Presumably HP generated the ROMs by taking each 1K chunk of the assembler output (with one word of zeros reserved for the CRC, probably the last word), computing the CRC of first 1023 words, and storing it (or the complement?) in the 1024th word. A more complicated procedure would have been needed if they wanted to store the CRC in a word other than the last word.
I just realized that if the CRC word that needed to be stored in the ROM happened to be computed as 1060 octal, they wouldn't be able to use it, because that is the bank switch instruction, which is actually active even during the ROM selftest operation. So if the CRC did produce that value, they would have had to change the value of another word. Most of the time there was probably at least one more spare word in a 1K bank that they could tweak for this purpose.
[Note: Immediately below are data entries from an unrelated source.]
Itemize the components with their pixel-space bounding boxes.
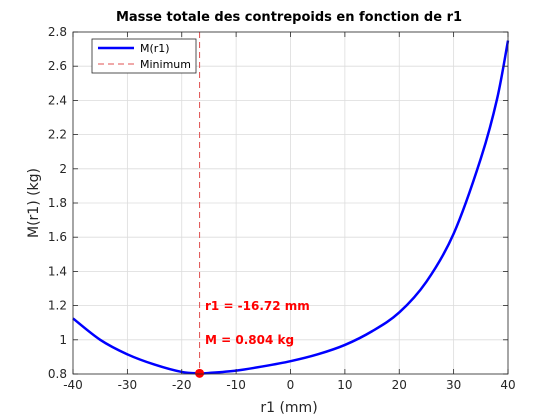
y-tick-label: 1.4 (48, 264, 67, 278)
series-line (72, 40, 510, 375)
legend-box (91, 38, 197, 74)
x-tick-label: -40 (63, 378, 83, 392)
y-tick-label: 0.8 (48, 367, 67, 381)
y-tick-label: 2.2 (48, 128, 67, 142)
y-tick-label: 1.6 (48, 230, 67, 244)
x-tick-label: -30 (118, 378, 138, 392)
x-tick-label: 0 (287, 378, 295, 392)
annotation-r1: r1 = -16.72 mm (205, 299, 310, 313)
x-tick-label: 20 (392, 378, 407, 392)
y-tick-label: 1.2 (48, 299, 67, 313)
legend: M(r1) Minimum (91, 38, 197, 74)
y-axis-label: M(r1) (kg) (26, 168, 42, 238)
y-tick-labels: 0.8 1 1.2 1.4 1.6 1.8 2 2.2 2.4 2.6 2.8 (48, 25, 67, 381)
x-tick-label: 10 (337, 378, 352, 392)
x-tick-label: 40 (500, 378, 515, 392)
plot-area (72, 32, 510, 378)
y-tick-label: 1.8 (48, 196, 67, 210)
legend-label-series: M(r1) (140, 42, 170, 55)
y-tick-label: 2.6 (48, 59, 67, 73)
y-tick-label: 2.4 (48, 93, 67, 107)
legend-label-minimum: Minimum (140, 58, 191, 71)
annotation-mass: M = 0.804 kg (205, 333, 294, 347)
y-tick-label: 2.8 (48, 25, 67, 39)
chart-title: Masse totale des contrepoids en fonction… (116, 10, 462, 25)
x-axis-label: r1 (mm) (260, 400, 317, 416)
x-tick-labels: -40 -30 -20 -10 0 10 20 30 40 (63, 378, 515, 392)
y-tick-label: 2 (59, 162, 67, 176)
y-tick-label: 1 (59, 333, 67, 347)
tick-marks (72, 31, 509, 375)
x-tick-label: -10 (226, 378, 246, 392)
grid-lines (72, 31, 509, 375)
minimum-point (195, 368, 205, 378)
x-tick-label: 30 (446, 378, 461, 392)
x-tick-label: -20 (172, 378, 192, 392)
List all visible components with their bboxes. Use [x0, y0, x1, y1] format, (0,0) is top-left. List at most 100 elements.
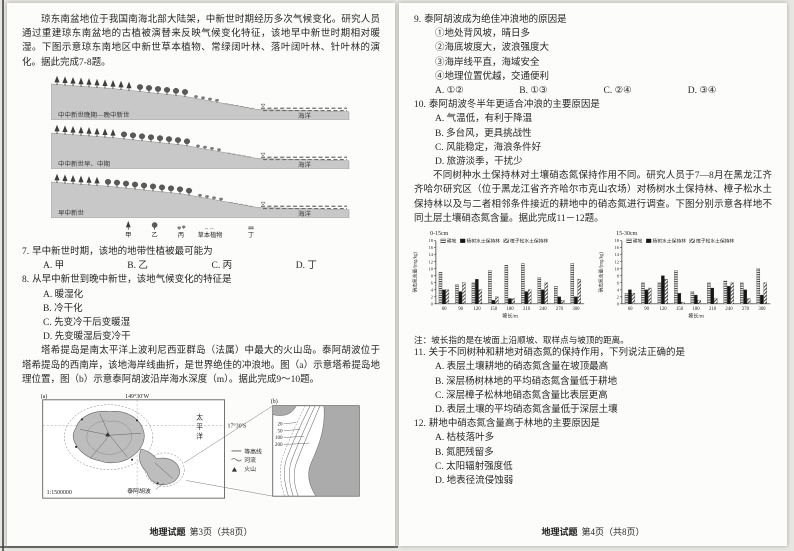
option-d[interactable]: D. 地表径流侵蚀弱: [435, 476, 514, 487]
conifer-icon: [102, 79, 108, 89]
broadleaf-icon: [113, 179, 121, 188]
legend-label-bing: 丙: [178, 232, 184, 239]
svg-text:耕地: 耕地: [447, 237, 457, 244]
broadleaf-icon: [131, 181, 139, 190]
option-a[interactable]: A. ①②: [435, 86, 464, 97]
broadleaf-icon: [167, 184, 175, 194]
longitude-label: 149°30′W: [125, 393, 149, 400]
option-c[interactable]: C. 太阳辐射强度低: [435, 461, 513, 472]
legend-contour-label: 等高线: [244, 447, 262, 455]
bar: [747, 298, 751, 305]
option-c[interactable]: C. ②④: [603, 86, 632, 97]
svg-text:18: 18: [615, 238, 620, 243]
conifer-icon: [54, 173, 60, 183]
depth-label-200: 200: [275, 442, 283, 448]
option-a[interactable]: A. 甲: [43, 261, 65, 272]
option-c[interactable]: C. 先变冷干后变暖湿: [43, 318, 131, 329]
svg-text:14: 14: [429, 252, 434, 257]
depth-label-50: 50: [277, 428, 283, 434]
statement-3: ③海岸线平直，海域安全: [435, 57, 540, 68]
legend-label-jia: 甲: [125, 232, 131, 239]
latitude-label: 17°30′S: [228, 422, 247, 429]
river: [80, 429, 110, 436]
inset-connector: [184, 405, 273, 463]
intro-paragraph-nitrate: 不同树种水土保持林对土壤硝态氮保持作用不同。研究人员于7—8月在黑龙江齐齐哈尔研…: [414, 171, 772, 224]
bar: [528, 289, 532, 305]
question-number: 11.: [414, 348, 426, 359]
broadleaf-icon: [138, 132, 146, 142]
conifer-icon: [70, 76, 76, 87]
question-11: 11. 关于不同树种和耕地对硝态氮的保持作用，下列说法正确的是: [414, 346, 772, 360]
question-number: 8.: [22, 275, 30, 286]
option-c[interactable]: C. 风能稳定，海浪条件好: [435, 142, 542, 153]
inset-connector: [186, 480, 273, 497]
depth-leader: [283, 442, 310, 445]
bar: [462, 282, 466, 305]
option-b[interactable]: B. 乙: [127, 261, 148, 272]
map-a-label: (a): [41, 393, 48, 400]
bar: [631, 293, 636, 305]
svg-text:坡长/m: 坡长/m: [502, 312, 518, 320]
bar: [541, 289, 545, 305]
bar: [577, 279, 581, 305]
option-b[interactable]: B. 多台风，更具挑战性: [435, 128, 532, 139]
option-d[interactable]: D. 丁: [295, 261, 317, 272]
bar: [574, 296, 578, 305]
option-d[interactable]: D. 旅游淡季，干扰少: [435, 157, 523, 168]
option-b[interactable]: B. 深层杨树林地的平均硝态氮含量低于耕地: [435, 376, 618, 387]
river: [99, 413, 110, 436]
svg-text:8: 8: [431, 273, 434, 278]
river: [154, 462, 164, 471]
question-number: 10.: [414, 100, 426, 111]
conifer-icon: [94, 78, 100, 88]
bar: [521, 263, 525, 305]
option-b[interactable]: B. ①③: [519, 86, 548, 97]
bar: [681, 301, 685, 305]
option-b[interactable]: B. 冷干化: [43, 303, 83, 314]
conifer-icon: [70, 125, 76, 136]
conifer-icon: [62, 125, 68, 135]
double-bar-icon: [248, 226, 254, 229]
option-c[interactable]: C. 丙: [211, 261, 233, 272]
question-7-options: A. 甲 B. 乙 C. 丙 D. 丁: [22, 259, 380, 273]
option-b[interactable]: B. 氮肥残留多: [435, 447, 494, 458]
conifer-icon: [126, 81, 132, 91]
bar: [504, 265, 509, 305]
broadleaf-icon: [145, 84, 153, 94]
option-a[interactable]: A. 气温低，有利于降温: [435, 114, 533, 125]
bar: [511, 298, 515, 305]
option-d[interactable]: D. 表层土壤的平均硝态氮含量低于深层土壤: [435, 405, 618, 416]
bar: [756, 268, 761, 305]
bar: [763, 282, 767, 305]
page-footer: 地理试题 第4页（共8页）: [399, 525, 787, 539]
option-d[interactable]: D. 先变暖湿后变冷干: [43, 332, 131, 343]
option-a[interactable]: A. 暖湿化: [43, 289, 84, 300]
svg-text:15-30cm: 15-30cm: [616, 231, 637, 237]
bar: [570, 263, 575, 305]
question-number: 7.: [22, 247, 30, 258]
option-d[interactable]: D. ③④: [687, 86, 717, 97]
sea-label: 海洋: [298, 209, 311, 218]
depth-label-20: 20: [277, 421, 283, 427]
footer-doc-title: 地理试题: [541, 526, 578, 537]
option-a[interactable]: A. 枯枝落叶多: [435, 433, 495, 444]
conifer-icon: [70, 174, 76, 185]
statement-2: ②海底坡度大，波浪强度大: [435, 43, 550, 54]
svg-text:180: 180: [692, 307, 700, 312]
svg-text:6: 6: [617, 280, 620, 285]
conifer-icon: [86, 175, 92, 186]
broadleaf-icon: [149, 183, 157, 192]
bar: [674, 270, 678, 305]
svg-text:150: 150: [490, 307, 498, 312]
broadleaf-icon: [147, 133, 155, 143]
conifer-icon: [78, 77, 84, 87]
question-10: 10. 泰阿胡波冬半年更适合冲浪的主要原因是: [414, 98, 772, 112]
intro-paragraph-tahiti: 塔希提岛是南太平洋上波利尼西亚群岛（法属）中最大的火山岛。泰阿胡波位于塔希提岛的…: [22, 346, 380, 385]
bar: [455, 284, 459, 305]
legend-label-ding: 丁: [248, 232, 254, 239]
coastal-town-dot: [75, 446, 77, 448]
option-a[interactable]: A. 表层土壤耕地的硝态氮含量在坡顶最高: [435, 362, 609, 373]
slope-panel-early-miocene: 早中新世 海洋: [51, 173, 350, 218]
svg-text:硝态氮含量/(mg/kg): 硝态氮含量/(mg/kg): [411, 252, 418, 293]
option-c[interactable]: C. 深层樟子松林地硝态氮含量比表层更高: [435, 390, 608, 401]
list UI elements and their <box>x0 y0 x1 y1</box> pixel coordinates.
I suspect that RAM write instructions are also live during the ROM selftest operation; there would have been little reason to make the RAM chips smart enough to detect the beginning and end of the selftest operation and disable writes. The logic would have been complicated, and they do a destructive RAM test anyhow.
If they'd tried to use the Spice CPU in a calculator with a printer, card reader, etc., they would have had to put some logic in the controller for those devices to prevent them from responding to ROM words read during the selftest that happen to be device control instructions. That may be one reason why they did not switch to the Spice CPU for later production HP-67 and HP-97 machines. That might also be why they removed the ROM self-test CPU instruction from the Nut CPU as used in the HP-41 and Voyager series.
On some of the Saturn-based calculators, they did add CRC hardware which is used for the ROM selftest (and for other purposes on the graphing calcs), but it operates under software control rather than as an automatic block CRC.